Being a final year student abruptly changes your life. The subject stops seeming like something you decided to take a vacation with before finding your niche in the world. Companies actually attempt to provide us with jobs without blanching inwardly. Everyone around you looks younger, and teachers and students fall back comfortably into a back-slapping relationship. This is the right time to call yourself an adult. Unless you are doodling tornadoes in your notebook while your professor gives you a lecture mostly wandering around the topic "You are the future."
Hence, having kept aside everything I love the most, days and night are spent mostly on oil, oil prices, inflation, more oil, cartels, complaining incessantly about why hair styling prices rise with rise in price of oil, interviewing rich, snooty people, even more oil, and discussing with bus conductors what they think the political impact of oil price rise is. As fascinating as the exercise is, all it seems to lead to is frayed nerves, an impatient attitude towards oil in general, and a hatred towards buses in particular.

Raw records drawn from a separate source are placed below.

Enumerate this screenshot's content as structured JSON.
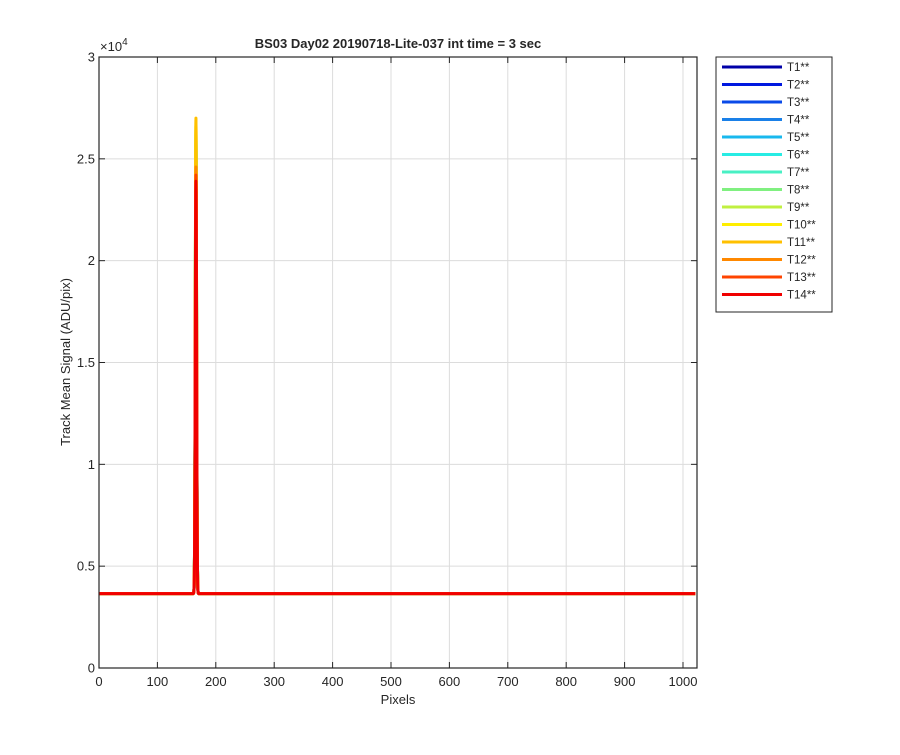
{
  "chart_data": {
    "type": "line",
    "title": "BS03 Day02 20190718-Lite-037 int time = 3 sec",
    "xlabel": "Pixels",
    "ylabel": "Track Mean Signal (ADU/pix)",
    "y_exponent_label": "×10",
    "y_exponent": "4",
    "xlim": [
      0,
      1024
    ],
    "ylim": [
      0,
      30000
    ],
    "x_ticks": [
      0,
      100,
      200,
      300,
      400,
      500,
      600,
      700,
      800,
      900,
      1000
    ],
    "x_tick_labels": [
      "0",
      "100",
      "200",
      "300",
      "400",
      "500",
      "600",
      "700",
      "800",
      "900",
      "1000"
    ],
    "y_ticks": [
      0,
      5000,
      10000,
      15000,
      20000,
      25000,
      30000
    ],
    "y_tick_labels": [
      "0",
      "0.5",
      "1",
      "1.5",
      "2",
      "2.5",
      "3"
    ],
    "grid": true,
    "legend_position": "outside-top-right",
    "baseline": 3650,
    "peak_x": 166,
    "series": [
      {
        "name": "T1**",
        "color": "#0000a8",
        "peak": 24500
      },
      {
        "name": "T2**",
        "color": "#0018e0",
        "peak": 24800
      },
      {
        "name": "T3**",
        "color": "#0a4ae8",
        "peak": 25200
      },
      {
        "name": "T4**",
        "color": "#1a80e8",
        "peak": 25500
      },
      {
        "name": "T5**",
        "color": "#18b8ee",
        "peak": 25800
      },
      {
        "name": "T6**",
        "color": "#28ece4",
        "peak": 26000
      },
      {
        "name": "T7**",
        "color": "#48f0c4",
        "peak": 26200
      },
      {
        "name": "T8**",
        "color": "#80f080",
        "peak": 26400
      },
      {
        "name": "T9**",
        "color": "#c0f040",
        "peak": 26600
      },
      {
        "name": "T10**",
        "color": "#ffee00",
        "peak": 26900
      },
      {
        "name": "T11**",
        "color": "#ffc000",
        "peak": 27000
      },
      {
        "name": "T12**",
        "color": "#ff8800",
        "peak": 24600
      },
      {
        "name": "T13**",
        "color": "#ff4400",
        "peak": 24200
      },
      {
        "name": "T14**",
        "color": "#f00000",
        "peak": 23900
      }
    ]
  }
}
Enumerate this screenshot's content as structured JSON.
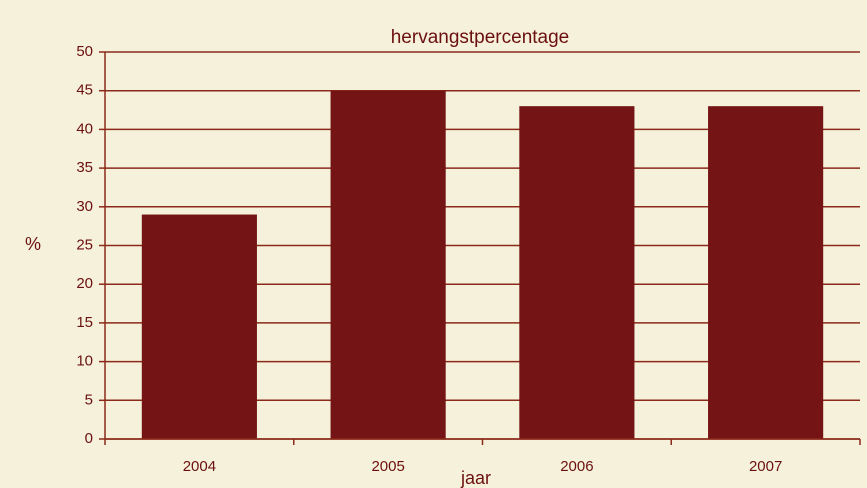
{
  "chart_data": {
    "type": "bar",
    "title": "hervangstpercentage",
    "x_label": "jaar",
    "y_label": "%",
    "categories": [
      "2004",
      "2005",
      "2006",
      "2007"
    ],
    "values": [
      29,
      45,
      43,
      43
    ],
    "color": "#741414",
    "ylim": [
      0,
      50
    ],
    "yticks": [
      0,
      5,
      10,
      15,
      20,
      25,
      30,
      35,
      40,
      45,
      50
    ],
    "grid": true
  }
}
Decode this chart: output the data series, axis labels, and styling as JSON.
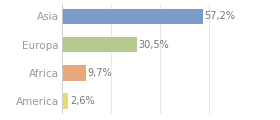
{
  "categories": [
    "America",
    "Africa",
    "Europa",
    "Asia"
  ],
  "values": [
    2.6,
    9.7,
    30.5,
    57.2
  ],
  "labels": [
    "2,6%",
    "9,7%",
    "30,5%",
    "57,2%"
  ],
  "bar_colors": [
    "#e8d87a",
    "#e8a87c",
    "#b5c98e",
    "#7b9cc9"
  ],
  "background_color": "#ffffff",
  "xlim": [
    0,
    75
  ],
  "label_fontsize": 7,
  "tick_fontsize": 7.5,
  "tick_color": "#999999",
  "label_color": "#777777",
  "bar_height": 0.55
}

So, on days not spent wondering about oil, we take photographs. Which I will now proceed to unveil to the discriminating public, for one of them (the pictures, not the discriminating public) is very dear to my heart, namely,which is the dearest view on earth. You are viewing Presidency, from my secret spot.
The world viewed from under an umbrella is a very beautiful place. Specially when its three people under a very purple umbrella and you are walking on a very unknown road to a very known destination.
The known destination. Accompanied by very buttery pao bhaji and what seems like people shooting a Bhojpuri movie.
And how such trips are destined to end.
Being a senior is turning out to be a most interesting experience. Though random thoughts about burning toothpicks in Indian Economy classes require to be quelled. Specially since they do not provide us with floating candles.